On Structure and Keeping Everyone Happy:
For every game competition I've had, the worst thing that can happen regardless of the tournament structure, is for some poor kid to get knocked out right away by the best player, or the same two people always playing against each other. You want to have some way of 'ranking' everyone, like a pool (where everyone battles everyone in a smaller group, and then based on wins/losses/points from all the small groups, are put in an elimination tableau according to rank).
If you can get everyone to sign up in advance, you can create your 'pools' in advance as well and have everything ready to go on day one ("Dave and Judy, you are playing song x at station #1." "Carol and Mary, you are also playing song x at station #2.")

If you do elimination rounds, at each 'level' everyone should play the same song. Be sure to do your research on the songs (wikipedia identifies the difficulty of each track) and pick appropriate difficulties for each elimination round. I found it easiest to literally judge by points - it sounds a little harsh, but I would hate to loose with more points just because I was focused and the other guy was goofing off, working the crowd and barely played at all. 'Best performer' should be a separate prize with a separate category.

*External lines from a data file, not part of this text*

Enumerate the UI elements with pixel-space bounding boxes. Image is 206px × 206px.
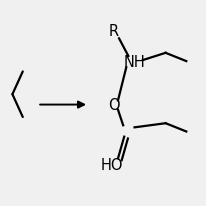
Text: R: R xyxy=(108,23,118,38)
Text: O: O xyxy=(108,98,119,112)
Text: HO: HO xyxy=(100,157,122,172)
Text: NH: NH xyxy=(123,54,145,69)
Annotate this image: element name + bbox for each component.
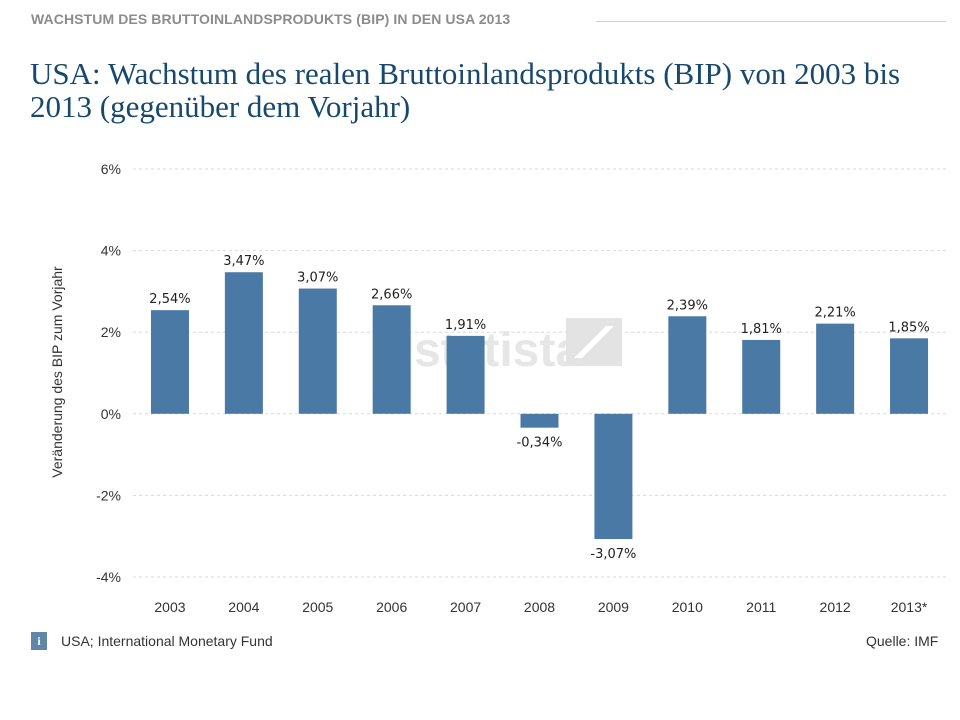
x-tick-label: 2010 xyxy=(672,599,703,615)
y-tick-label: 0% xyxy=(101,406,121,422)
y-axis-title: Veränderung des BIP zum Vorjahr xyxy=(49,266,65,478)
data-label: 2,54% xyxy=(149,292,190,307)
data-label: 1,91% xyxy=(445,318,486,333)
y-axis: 6% 4% 2% 0% -2% -4% xyxy=(96,161,121,585)
x-tick-label: 2007 xyxy=(450,599,481,615)
watermark-text: statista xyxy=(414,324,582,377)
x-tick-label: 2005 xyxy=(302,599,333,615)
data-label: 2,21% xyxy=(814,306,855,321)
source-credit: Quelle: IMF xyxy=(866,633,939,649)
y-tick-label: -4% xyxy=(96,569,121,585)
bar-2003[interactable] xyxy=(150,310,189,414)
bar-2006[interactable] xyxy=(372,305,411,414)
x-axis: 2003 2004 2005 2006 2007 2008 2009 2010 2011 2012… xyxy=(154,599,928,615)
kicker-divider xyxy=(596,21,946,22)
bar-2012[interactable] xyxy=(816,323,855,414)
x-tick-label: 2008 xyxy=(524,599,555,615)
chart-title: USA: Wachstum des realen Bruttoinlandspr… xyxy=(30,56,901,124)
data-label: 1,85% xyxy=(888,320,929,335)
data-label: 1,81% xyxy=(741,322,782,337)
data-label: 3,07% xyxy=(297,271,338,286)
x-tick-label: 2012 xyxy=(820,599,851,615)
data-label: 2,66% xyxy=(371,287,412,302)
data-label: -3,07% xyxy=(590,547,636,562)
source-note: i USA; International Monetary Fund xyxy=(31,632,273,650)
y-tick-label: 4% xyxy=(101,243,121,259)
watermark-logo-slash xyxy=(574,326,614,358)
bar-2008[interactable] xyxy=(520,413,559,428)
x-tick-label: 2006 xyxy=(376,599,407,615)
y-tick-label: -2% xyxy=(96,487,121,503)
bars xyxy=(150,272,929,540)
data-label: 3,47% xyxy=(223,254,264,269)
x-tick-label: 2009 xyxy=(598,599,629,615)
bar-2013[interactable] xyxy=(890,338,929,414)
x-tick-label: 2011 xyxy=(746,599,776,615)
y-tick-label: 2% xyxy=(101,324,121,340)
bar-2011[interactable] xyxy=(742,339,781,414)
info-icon[interactable]: i xyxy=(31,632,47,650)
x-tick-label: 2003 xyxy=(154,599,185,615)
data-label: 2,39% xyxy=(667,298,708,313)
x-tick-label: 2013* xyxy=(891,599,928,615)
bar-2009[interactable] xyxy=(594,413,633,540)
data-label: -0,34% xyxy=(517,436,563,451)
chart-kicker: WACHSTUM DES BRUTTOINLANDSPRODUKTS (BIP)… xyxy=(31,11,511,27)
bar-2010[interactable] xyxy=(668,316,707,414)
source-note-text: USA; International Monetary Fund xyxy=(61,633,273,649)
data-labels: 2,54% 3,47% 3,07% 2,66% 1,91% -0,34% -3,07% 2,3… xyxy=(149,254,929,562)
y-tick-label: 6% xyxy=(101,161,121,177)
x-tick-label: 2004 xyxy=(228,599,259,615)
bar-2004[interactable] xyxy=(224,272,263,414)
statista-watermark: statista xyxy=(414,318,622,377)
bar-2007[interactable] xyxy=(446,335,485,414)
bar-2005[interactable] xyxy=(298,288,337,414)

For your amateur bracket, decide what you mean by that. Are all songs on easy mode? Is the 'final' on Medium? For your pro bracket, the same thing. Are all songs on expert? Do you start at medium and work your way up to hard and expert at each elimination round?

On Rockband Vrs Guitar Hero:
Making people form teams for rockband is harder than individuals in guitar hero. Getting enough equipment for rockband is harder then getting equipment for guitar hero. Having said that, having a single rockband game set up for 'free play' for anyone who gets eliminated in the competition is a lot of fun.

Equipment:
You want to be as consistent as possible. Use the same version of Guitar Hero on each console, try to use the same console as much as possible. How many you can set up is pretty dependent on how many consoles/guitars you have. If you have people 'battle it out' you will need GH 2 or 3 as GH 1 vrs play is pretty lame in my opinion, and is uneven as far as notes distributed etc. For me, it has worked to have around 1/4 the number of machines as participants. Therefore at the worst, during your first round, only half of the people are standing around watching. (As there are two people per machine playing at any given time).
Furthermore, make sure you have adequate space between each machine so the sound doesn't interfere too much.
posted by billy_the_punk at 12:10 PM on August 20, 2008 [1 favorite]


regarding the scoring...

Either go for SOLELY performance based, or points based but maybe with a best performer prize. Billy is right that a combination of the two aspects into one score won't work well.

Also, if you have a projector, make it so. Also make sure the wii works properly in the room you are planning... too much sunlight can interfere.
posted by utsutsu at 12:30 PM on August 20, 2008


Response by poster: billy - that was exactly the kind of advice i needed!

i do have a small committe, but i wanted to have some ideas before we had our first meeting. props are a GREAT idea. this is for a yearly fund-raising event reminiscent of spirit week and there is always a bunch of people dressing up (pirate day last year was hugely popular).